Penile prosthetic devices are not visible after surgical placement and healing and can function up to 20 years without issue. This surgery requires patients to stop taking anticoagulation medications and have appropriate surgical clearance. The risks of implant surgery may include bleeding, infection (1-2% of patients during the healing process), and in rare cases erosion of the implant, device malfunction, need for revision surgery, pain, cosmetic dissatisfaction, perforation of the urethra, or severe bowel/bladder/vascular injuries.
It should be noted that the device provides erectile function, but the function is somewhat different than natural erections given that there is a prosthetic in place.
The inflatable devices tend to be more common as they offer both the erect and flaccid states of a natural penis. One important thing to understand is that a penis with implant in the flaccid state will look more ‘pronounced’ than a penis without an implant in the flaccid state because the device is taking up space even when not inflated.
Furthermore, with an inflatable prosthesis the transition between flaccid and erect states is operator dependent due to the manual pump. A semi-rigid device tends to be a better option for a man that is desiring erectile function but has poor manual dexterity. Placement of an implant should correct erectile dysfunction without changing the ability to ejaculate, achieve orgasm, or changing penile sensation. An Implanted Penile Prosthesis (IPP) can be used in the following settings for Peyronie’s:
If the curvature is less than 30 degrees and pre-op erectile function is poor, placing an IPP can be indicated for the correction of curvature and maximum rigidity. Remember the goal is a mostly straight, rigid erection.
In instances of more severe curvature the surgeon may combine placement of a penile prosthesis with specific ‘modeling’ maneuvers to stretch the penis in the opposite direction of curvature to help release the curve. These maneuvers are similar to stretching exercises patients are given during the treatment of PD with injection therapy and are done by the surgeon during the implant surgery. Sometimes patients are instructed by their surgeon to perform stretching exercises when fully healed from the implant surgery. In these cases, the patient will inflate their device to create a rigid erection and perform the exercises to help further correct their curvature. This should only be done at the direction of your physician.
The ‘scratch technique,’ developed by Dr. Paul Perito, may be combined with the placement of a penile prosthesis. In this case, the surgeon will make small ‘scratches’ or incisions in the area of plaque to weaken the scar tissue and allow the prosthesis to [be more effective at straightening the penis. Because of the way this technique is performed, it is exclusively performed in combination with penile prosthesis surgery.

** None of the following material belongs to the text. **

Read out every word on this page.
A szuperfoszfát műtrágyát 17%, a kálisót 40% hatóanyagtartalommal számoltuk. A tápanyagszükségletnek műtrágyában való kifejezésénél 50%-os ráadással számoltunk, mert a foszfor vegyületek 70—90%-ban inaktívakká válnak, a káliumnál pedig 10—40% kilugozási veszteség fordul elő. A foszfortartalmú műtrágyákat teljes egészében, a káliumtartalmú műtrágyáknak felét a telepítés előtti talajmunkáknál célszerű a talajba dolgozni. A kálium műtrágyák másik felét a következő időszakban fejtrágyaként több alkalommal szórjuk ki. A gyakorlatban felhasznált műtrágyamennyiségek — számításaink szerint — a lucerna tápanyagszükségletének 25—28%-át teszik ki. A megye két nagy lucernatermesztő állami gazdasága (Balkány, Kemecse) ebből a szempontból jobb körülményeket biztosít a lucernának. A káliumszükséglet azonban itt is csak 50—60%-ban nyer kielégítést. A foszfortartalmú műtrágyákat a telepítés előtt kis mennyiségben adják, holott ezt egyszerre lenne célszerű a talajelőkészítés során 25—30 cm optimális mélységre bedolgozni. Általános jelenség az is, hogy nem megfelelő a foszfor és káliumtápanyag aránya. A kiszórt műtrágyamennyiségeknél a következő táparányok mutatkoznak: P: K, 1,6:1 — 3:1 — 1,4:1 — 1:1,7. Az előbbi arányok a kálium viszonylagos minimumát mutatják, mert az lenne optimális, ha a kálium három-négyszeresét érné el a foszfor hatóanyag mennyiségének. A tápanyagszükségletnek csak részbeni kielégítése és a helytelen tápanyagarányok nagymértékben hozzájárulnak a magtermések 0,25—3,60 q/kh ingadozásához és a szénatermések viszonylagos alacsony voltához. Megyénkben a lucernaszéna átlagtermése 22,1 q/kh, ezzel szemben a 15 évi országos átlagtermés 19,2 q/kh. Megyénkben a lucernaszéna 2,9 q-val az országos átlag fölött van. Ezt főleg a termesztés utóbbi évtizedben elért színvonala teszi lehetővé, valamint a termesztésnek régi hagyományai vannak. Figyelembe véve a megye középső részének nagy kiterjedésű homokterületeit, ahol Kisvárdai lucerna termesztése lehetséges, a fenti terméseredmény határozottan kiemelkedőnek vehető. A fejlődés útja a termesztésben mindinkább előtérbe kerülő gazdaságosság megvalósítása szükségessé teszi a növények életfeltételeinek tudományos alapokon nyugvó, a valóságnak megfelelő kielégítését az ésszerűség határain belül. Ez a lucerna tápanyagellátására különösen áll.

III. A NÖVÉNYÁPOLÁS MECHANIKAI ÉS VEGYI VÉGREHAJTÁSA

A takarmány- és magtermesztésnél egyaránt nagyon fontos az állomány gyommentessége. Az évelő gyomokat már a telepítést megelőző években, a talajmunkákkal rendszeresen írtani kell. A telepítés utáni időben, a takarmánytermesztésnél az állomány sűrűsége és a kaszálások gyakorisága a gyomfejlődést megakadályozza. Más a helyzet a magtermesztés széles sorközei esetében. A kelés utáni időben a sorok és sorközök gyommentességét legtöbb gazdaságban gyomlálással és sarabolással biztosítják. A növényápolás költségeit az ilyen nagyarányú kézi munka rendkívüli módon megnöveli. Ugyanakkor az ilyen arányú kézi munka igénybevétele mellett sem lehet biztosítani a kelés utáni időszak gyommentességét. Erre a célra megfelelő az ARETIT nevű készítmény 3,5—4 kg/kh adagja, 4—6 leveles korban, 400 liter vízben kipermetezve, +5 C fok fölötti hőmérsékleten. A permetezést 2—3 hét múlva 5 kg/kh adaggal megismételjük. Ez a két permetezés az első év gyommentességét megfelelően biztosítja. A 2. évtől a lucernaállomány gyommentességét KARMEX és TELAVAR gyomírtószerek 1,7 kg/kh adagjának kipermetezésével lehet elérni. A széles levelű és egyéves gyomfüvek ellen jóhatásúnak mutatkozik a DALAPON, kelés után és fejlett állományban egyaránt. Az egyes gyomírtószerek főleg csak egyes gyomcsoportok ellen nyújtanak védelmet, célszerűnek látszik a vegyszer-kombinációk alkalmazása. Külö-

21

This technique is described above and often performed in combination with placement of a penile prosthesis to ensure post-surgery erectile function is satisfactory for sexual activity.
We sincerely hope that after reading this blog you have greatly increased your understanding of what options may be available from a surgical standpoint to treat your PD and correct your deformity while still maintaining or replacing your erectile function.